福岡の有力な1社は、「坡平産業から直接話が来たよ。同社が福岡地区の協組に加入するときは、一緒に加入してくれよと打診があった。坡平産業が本当に加入するなら、弊社も加入するよ。坡平産業の組合加入で、価格の安定が確立する。喜ばしいことだ。無益なダンピング合戦が終わるだろう」と坡平産業の組合加入を歓迎する。
もう一方の有力アウトサイダーは、「うちにも坂平社長直々に打診があった。福岡地区の協組に加入時は、よろしく頼むと言われた。正直なところ、あまり気は進まないね。現状のアウトサイダーとしての活動で問題はない。価格に関しても、弊社は極端なダンピングは行なわないからね。今、組合員になるメリットはない」と坡平産業と歩調を合わすことに消極的。「組合内部が分裂していると聞いている。表立って言う組合員は少ないが、アウトサイダーの工場が加入すると、組織内が乱れるのではないかと懸念している組合員も存在するようだ。本当に、坡平産業が加入できるのか、まだまだ時間が必要だ」と冷静に分析している。
<6月末で区切りか>
現在も、坡平産業と福岡地区協組との話し合いは継続されている。同組合に近い関係者によると、諸条件で双方とも主張がぶつかっている。その1つがシェアで、もう1つが同社の契約残の買取の扱いである。

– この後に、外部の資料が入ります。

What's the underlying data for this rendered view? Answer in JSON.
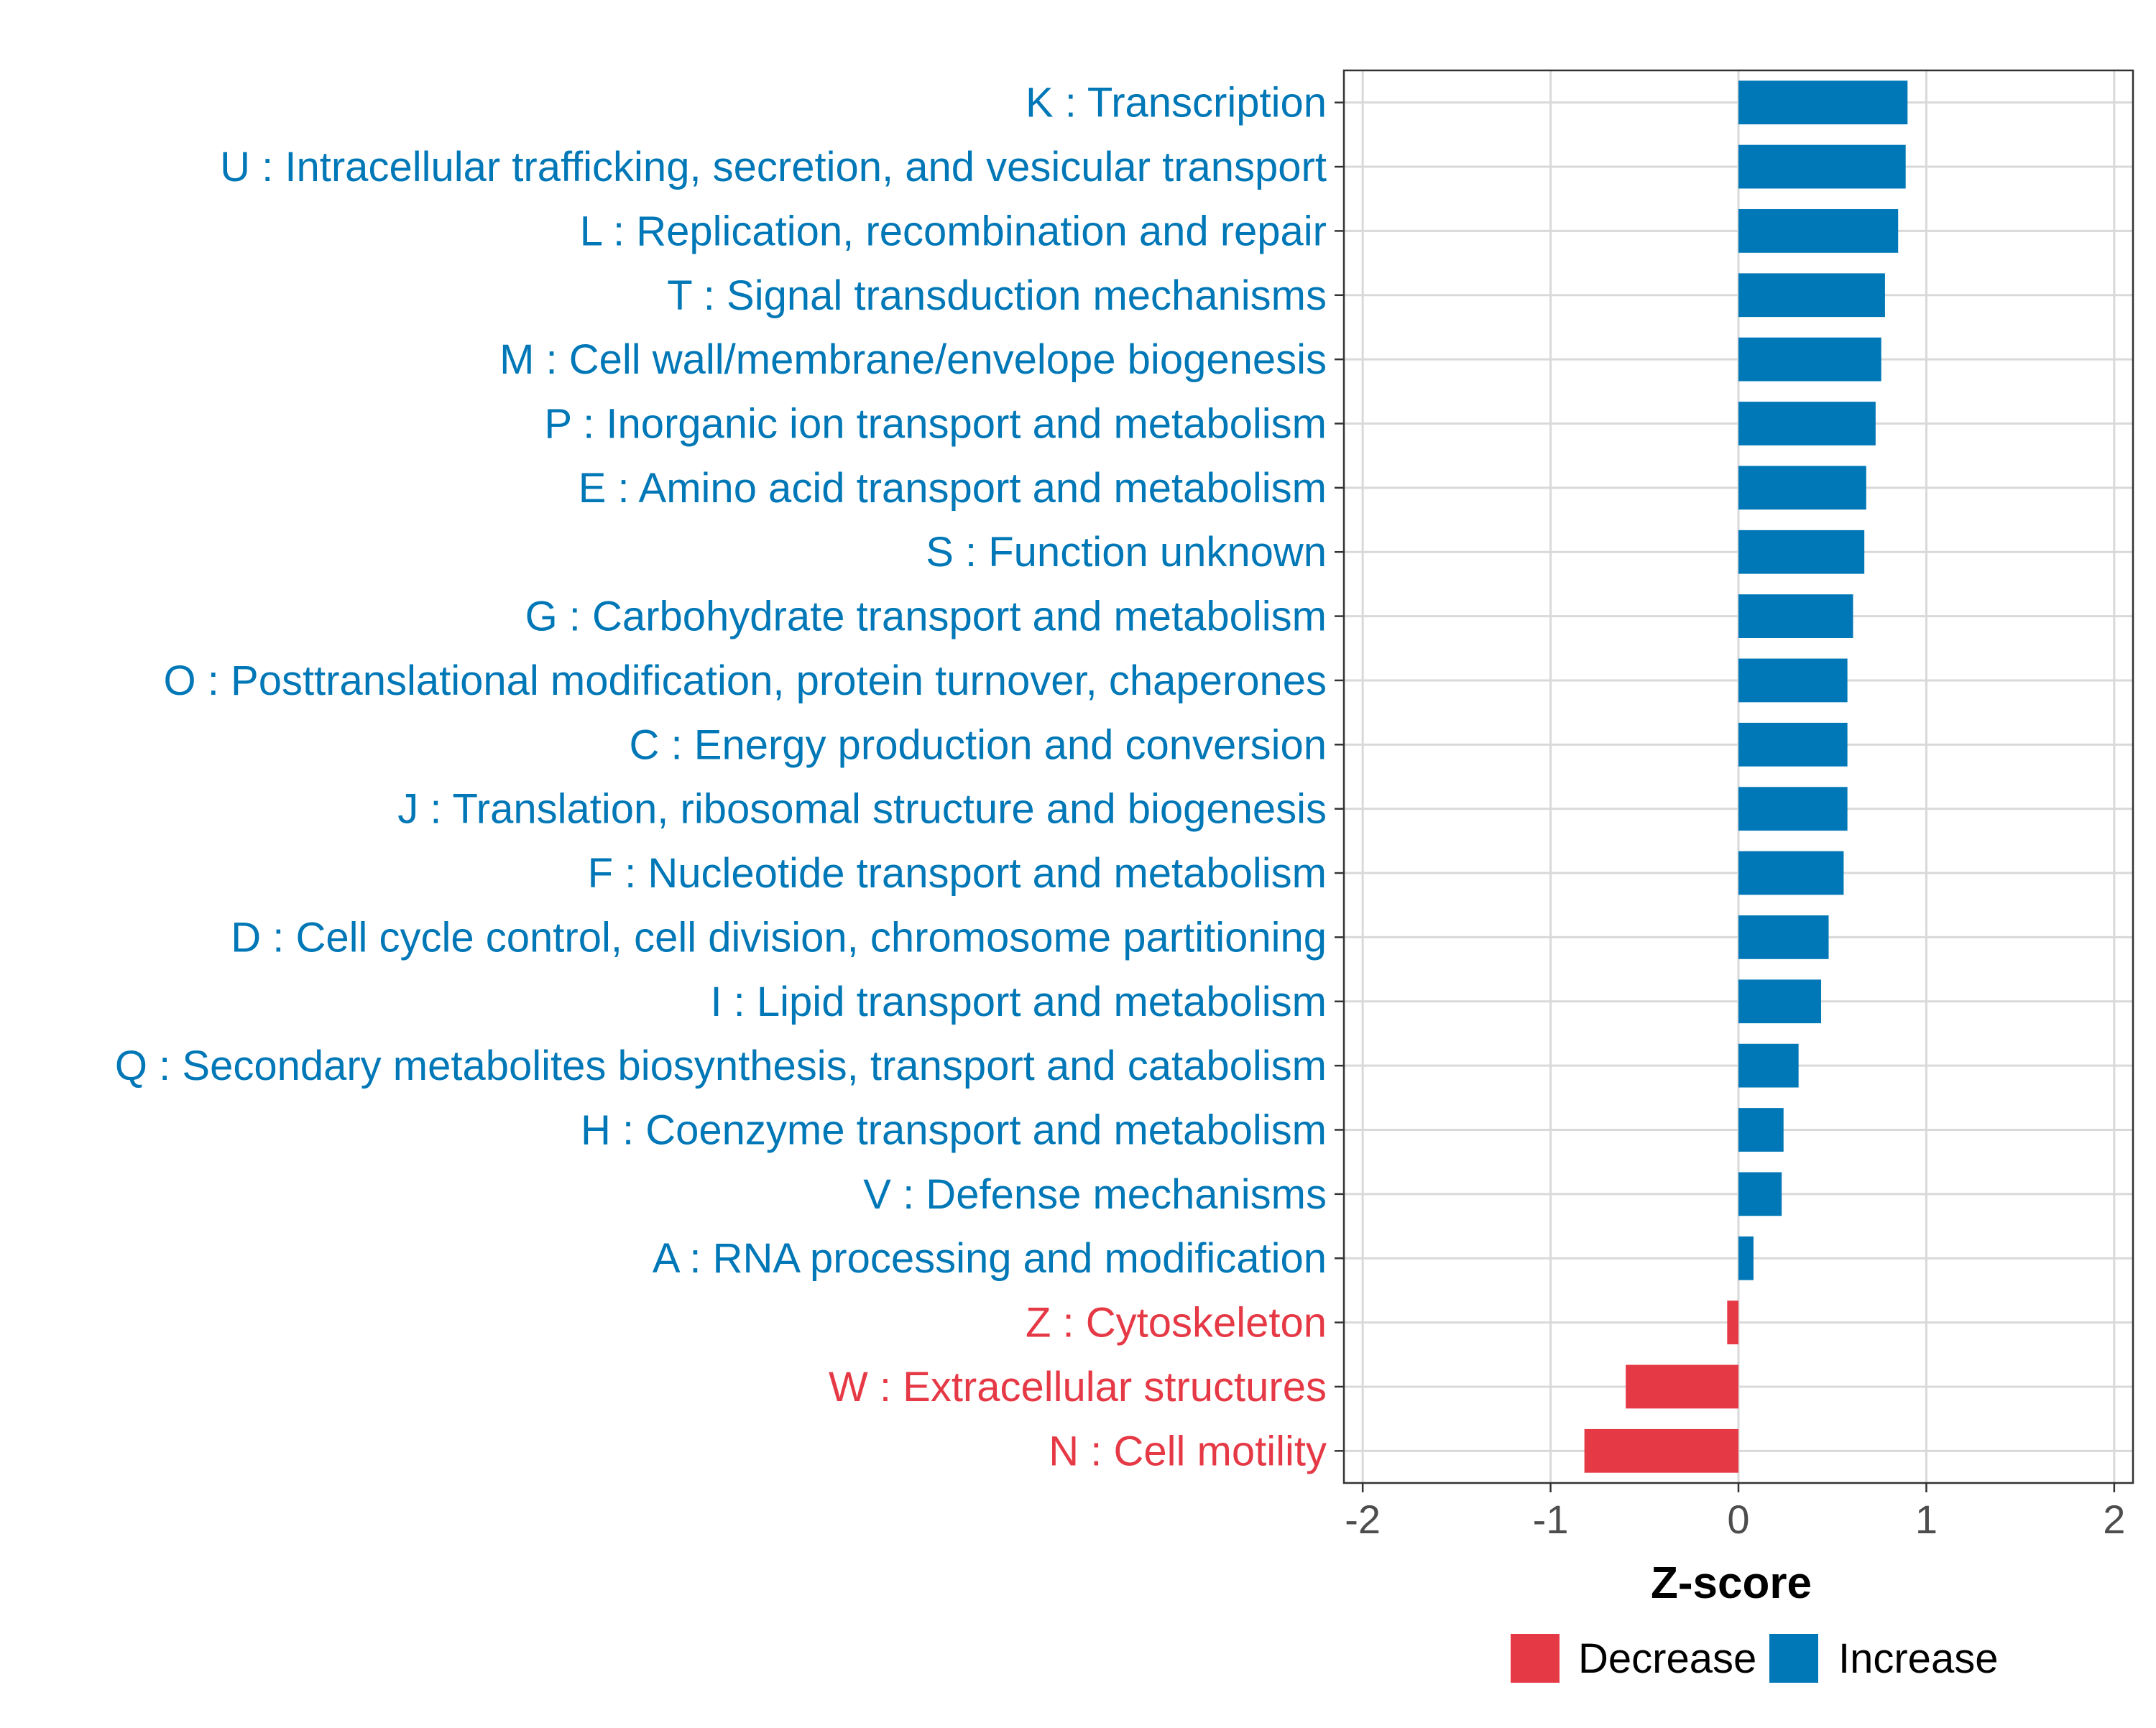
{
  "chart_data": {
    "type": "bar",
    "orientation": "horizontal",
    "xlabel": "Z-score",
    "ylabel": "",
    "xlim": [
      -2.1,
      2.1
    ],
    "xticks": [
      -2,
      -1,
      0,
      1,
      2
    ],
    "xtick_labels": [
      "-2",
      "-1",
      "0",
      "1",
      "2"
    ],
    "grid": true,
    "legend_position": "bottom",
    "colors": {
      "Decrease": "#e63946",
      "Increase": "#0077b6"
    },
    "legend": [
      {
        "name": "Decrease",
        "color": "#e63946"
      },
      {
        "name": "Increase",
        "color": "#0077b6"
      }
    ],
    "categories": [
      "K : Transcription",
      "U : Intracellular trafficking, secretion, and vesicular transport",
      "L : Replication, recombination and repair",
      "T : Signal transduction mechanisms",
      "M : Cell wall/membrane/envelope biogenesis",
      "P : Inorganic ion transport and metabolism",
      "E : Amino acid transport and metabolism",
      "S : Function unknown",
      "G : Carbohydrate transport and metabolism",
      "O : Posttranslational modification, protein turnover, chaperones",
      "C : Energy production and conversion",
      "J : Translation, ribosomal structure and biogenesis",
      "F : Nucleotide transport and metabolism",
      "D : Cell cycle control, cell division, chromosome partitioning",
      "I : Lipid transport and metabolism",
      "Q : Secondary metabolites biosynthesis, transport and catabolism",
      "H : Coenzyme transport and metabolism",
      "V : Defense mechanisms",
      "A : RNA processing and modification",
      "Z : Cytoskeleton",
      "W : Extracellular structures",
      "N : Cell motility"
    ],
    "values": [
      0.9,
      0.89,
      0.85,
      0.78,
      0.76,
      0.73,
      0.68,
      0.67,
      0.61,
      0.58,
      0.58,
      0.58,
      0.56,
      0.48,
      0.44,
      0.32,
      0.24,
      0.23,
      0.08,
      -0.06,
      -0.6,
      -0.82
    ],
    "groups": [
      "Increase",
      "Increase",
      "Increase",
      "Increase",
      "Increase",
      "Increase",
      "Increase",
      "Increase",
      "Increase",
      "Increase",
      "Increase",
      "Increase",
      "Increase",
      "Increase",
      "Increase",
      "Increase",
      "Increase",
      "Increase",
      "Increase",
      "Decrease",
      "Decrease",
      "Decrease"
    ]
  }
}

同組合のルールとして、加入時は同社が持つ契約残の案件を組合にわたして、適正価格で組合が買い取るのである。それに対して、同社は「なぜ自社の営業で獲得した案件を差し出さねばならないのか」と猛反発している。この件は、組合側も例外は認められないとの姿勢である。「坡平産業は、加入するから我々のやり方で組合活動を行ないたいと主張。組合側は、今まで築いてきた組合のルールを曲げるわけにはいかない。協同組合は、お互いを扶助する精神がある。坡平産業の手法は、弱肉強食である。その手法を持ち込むことはできないだろう」と同組合に近い関係者は現状を語る。

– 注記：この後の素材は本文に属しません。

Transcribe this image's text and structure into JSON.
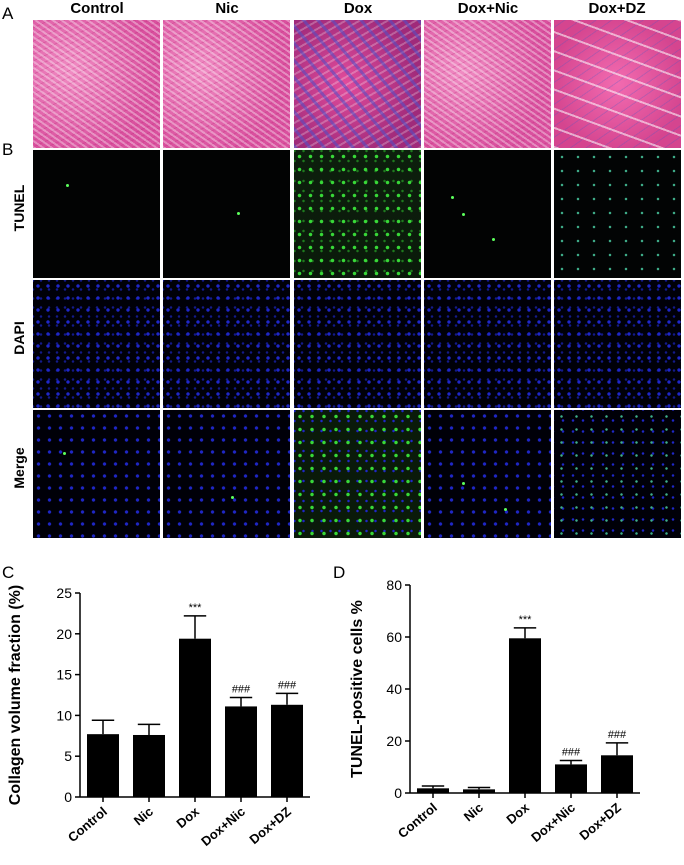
{
  "panel_letters": {
    "a": "A",
    "b": "B",
    "c": "C",
    "d": "D"
  },
  "column_headers": [
    "Control",
    "Nic",
    "Dox",
    "Dox+Nic",
    "Dox+DZ"
  ],
  "row_labels": {
    "tunel": "TUNEL",
    "dapi": "DAPI",
    "merge": "Merge"
  },
  "colors": {
    "bar": "#000000",
    "he_stain": "#e05aa6",
    "tunel_green": "#38d838",
    "dapi_blue": "#1f27c8"
  },
  "chart_data": [
    {
      "type": "bar",
      "categories": [
        "Control",
        "Nic",
        "Dox",
        "Dox+Nic",
        "Dox+DZ"
      ],
      "values": [
        7.7,
        7.6,
        19.4,
        11.1,
        11.3
      ],
      "errors": [
        1.7,
        1.3,
        2.8,
        1.1,
        1.4
      ],
      "annotations": [
        "",
        "",
        "***",
        "###",
        "###"
      ],
      "title": "",
      "xlabel": "",
      "ylabel": "Collagen volume fraction (%)",
      "ylim": [
        0,
        25
      ],
      "yticks": [
        0,
        5,
        10,
        15,
        20,
        25
      ],
      "grid": false
    },
    {
      "type": "bar",
      "categories": [
        "Control",
        "Nic",
        "Dox",
        "Dox+Nic",
        "Dox+DZ"
      ],
      "values": [
        1.8,
        1.4,
        59.5,
        11.0,
        14.5
      ],
      "errors": [
        0.9,
        0.7,
        4.0,
        1.5,
        4.8
      ],
      "annotations": [
        "",
        "",
        "***",
        "###",
        "###"
      ],
      "title": "",
      "xlabel": "",
      "ylabel": "TUNEL-positive cells %",
      "ylim": [
        0,
        80
      ],
      "yticks": [
        0,
        20,
        40,
        60,
        80
      ],
      "grid": false
    }
  ]
}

双方の協議は、6月末で一旦締めるという。なお、坡平産業側に取材を打診したが、断りの連絡が記者にあった。
福岡・飯塚両協組の広域化によって、1万3,000円/㎥の販売価格を定着させることでは統一している同社と福岡地区協組。だが、"シェア・契約残"など乗り越えなければならない高いハードルがあるのも事実。これらは、お互いの経営哲学に関わることであり、簡単に譲れない。生コン業界において、九州で最大の市場である福岡地区。決着の行方に注目が集まっている。